Despite being home to one Russell Group university and within metres of two more, pupils in Camden are half as likely to go to a Russell Group university as pupils in Barnet. Indeed, they’re half as likely as pupils in Newham, so it’s not because Barnet is leafy and suburban, or even because it’s Conservative.
Within Camden, there is a huge divide between UCL Academy and Camden School for Girls on one hand and all other state schools – with pupils at those two schools being 3-4 times as likely to get into a top university as those at Haversock or LaSWAP.
It is notable, of course, that UCL Academy and Camden School for Girls are two of just three secular mainstream schools that are independent of the council’s control (being an academy and a voluntary-aided school respectively).

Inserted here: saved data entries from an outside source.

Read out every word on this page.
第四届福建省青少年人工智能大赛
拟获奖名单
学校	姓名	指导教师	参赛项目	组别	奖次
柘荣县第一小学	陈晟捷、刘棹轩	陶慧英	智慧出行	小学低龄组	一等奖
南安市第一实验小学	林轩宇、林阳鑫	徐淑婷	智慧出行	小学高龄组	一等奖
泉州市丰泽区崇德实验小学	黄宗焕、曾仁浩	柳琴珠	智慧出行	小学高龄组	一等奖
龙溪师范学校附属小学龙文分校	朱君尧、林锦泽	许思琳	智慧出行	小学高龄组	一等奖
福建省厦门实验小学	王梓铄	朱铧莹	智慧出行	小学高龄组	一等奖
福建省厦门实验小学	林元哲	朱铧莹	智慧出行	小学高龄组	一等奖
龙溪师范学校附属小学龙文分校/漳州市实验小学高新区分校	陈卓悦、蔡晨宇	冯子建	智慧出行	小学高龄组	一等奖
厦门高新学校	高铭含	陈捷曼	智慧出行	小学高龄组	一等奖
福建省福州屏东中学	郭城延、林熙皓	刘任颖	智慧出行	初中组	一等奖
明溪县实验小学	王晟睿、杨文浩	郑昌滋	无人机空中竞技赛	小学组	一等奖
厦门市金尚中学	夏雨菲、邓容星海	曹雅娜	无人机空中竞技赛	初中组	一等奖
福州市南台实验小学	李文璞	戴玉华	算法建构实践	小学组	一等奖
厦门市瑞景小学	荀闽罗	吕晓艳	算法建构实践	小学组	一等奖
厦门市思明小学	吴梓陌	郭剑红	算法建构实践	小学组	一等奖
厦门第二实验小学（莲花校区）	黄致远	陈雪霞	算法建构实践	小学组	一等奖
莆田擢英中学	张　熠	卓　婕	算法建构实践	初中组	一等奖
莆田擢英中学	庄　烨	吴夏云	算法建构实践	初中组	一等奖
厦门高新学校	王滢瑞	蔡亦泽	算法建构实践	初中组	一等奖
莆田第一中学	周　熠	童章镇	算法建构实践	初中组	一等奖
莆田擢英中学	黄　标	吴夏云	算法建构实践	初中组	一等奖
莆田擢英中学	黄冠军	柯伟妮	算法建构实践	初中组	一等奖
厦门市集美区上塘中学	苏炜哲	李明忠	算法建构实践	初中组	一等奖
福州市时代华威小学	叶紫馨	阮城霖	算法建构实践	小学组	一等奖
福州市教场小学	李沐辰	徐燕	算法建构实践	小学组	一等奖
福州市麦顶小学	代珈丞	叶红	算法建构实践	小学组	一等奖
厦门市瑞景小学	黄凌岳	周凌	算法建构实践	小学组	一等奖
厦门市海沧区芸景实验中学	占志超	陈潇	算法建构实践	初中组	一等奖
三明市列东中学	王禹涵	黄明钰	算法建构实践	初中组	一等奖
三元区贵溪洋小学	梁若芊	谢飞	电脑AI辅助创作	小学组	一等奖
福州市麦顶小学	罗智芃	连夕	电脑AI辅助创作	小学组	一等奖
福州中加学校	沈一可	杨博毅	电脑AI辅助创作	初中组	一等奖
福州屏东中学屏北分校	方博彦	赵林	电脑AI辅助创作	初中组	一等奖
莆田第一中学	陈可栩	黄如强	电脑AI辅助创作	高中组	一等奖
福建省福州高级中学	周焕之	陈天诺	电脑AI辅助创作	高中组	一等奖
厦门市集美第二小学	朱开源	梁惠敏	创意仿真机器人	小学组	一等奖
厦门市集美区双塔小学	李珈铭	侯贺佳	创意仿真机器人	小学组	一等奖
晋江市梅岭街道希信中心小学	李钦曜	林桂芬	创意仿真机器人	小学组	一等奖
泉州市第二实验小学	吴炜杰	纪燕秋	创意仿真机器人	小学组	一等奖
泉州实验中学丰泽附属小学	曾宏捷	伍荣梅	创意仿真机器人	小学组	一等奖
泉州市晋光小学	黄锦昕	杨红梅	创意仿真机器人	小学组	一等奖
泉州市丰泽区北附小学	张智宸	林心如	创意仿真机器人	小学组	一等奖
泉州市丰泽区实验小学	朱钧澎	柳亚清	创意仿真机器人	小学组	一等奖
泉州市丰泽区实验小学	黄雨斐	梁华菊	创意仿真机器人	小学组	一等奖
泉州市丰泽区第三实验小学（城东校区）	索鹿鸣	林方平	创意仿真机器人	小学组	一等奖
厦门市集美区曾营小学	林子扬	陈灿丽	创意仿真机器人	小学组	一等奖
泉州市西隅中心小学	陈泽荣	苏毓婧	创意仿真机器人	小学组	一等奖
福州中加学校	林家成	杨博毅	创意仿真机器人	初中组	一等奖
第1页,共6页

In the last five years, the chances of a pupil from Camden going to a Russell Group university have fallen by 22% compared to pupils from across the rest of Inner London. Given Russell Group universities have 430,000 undergraduates, that’s equivalent to 100,000 top university places now being off-limits to Camden pupils compared to just five years ago!
Camden Conservatives raised this in our 2018 manifesto, and proposed that UCL Academy and Camden School for Girls take a lead in sharing best practice.
This is no longer an issue that Labour can ignore. Most state school pupils in Camden are being left further and further behind private schools and those two super-schools: creating an educational divide that no local authority should tolerate.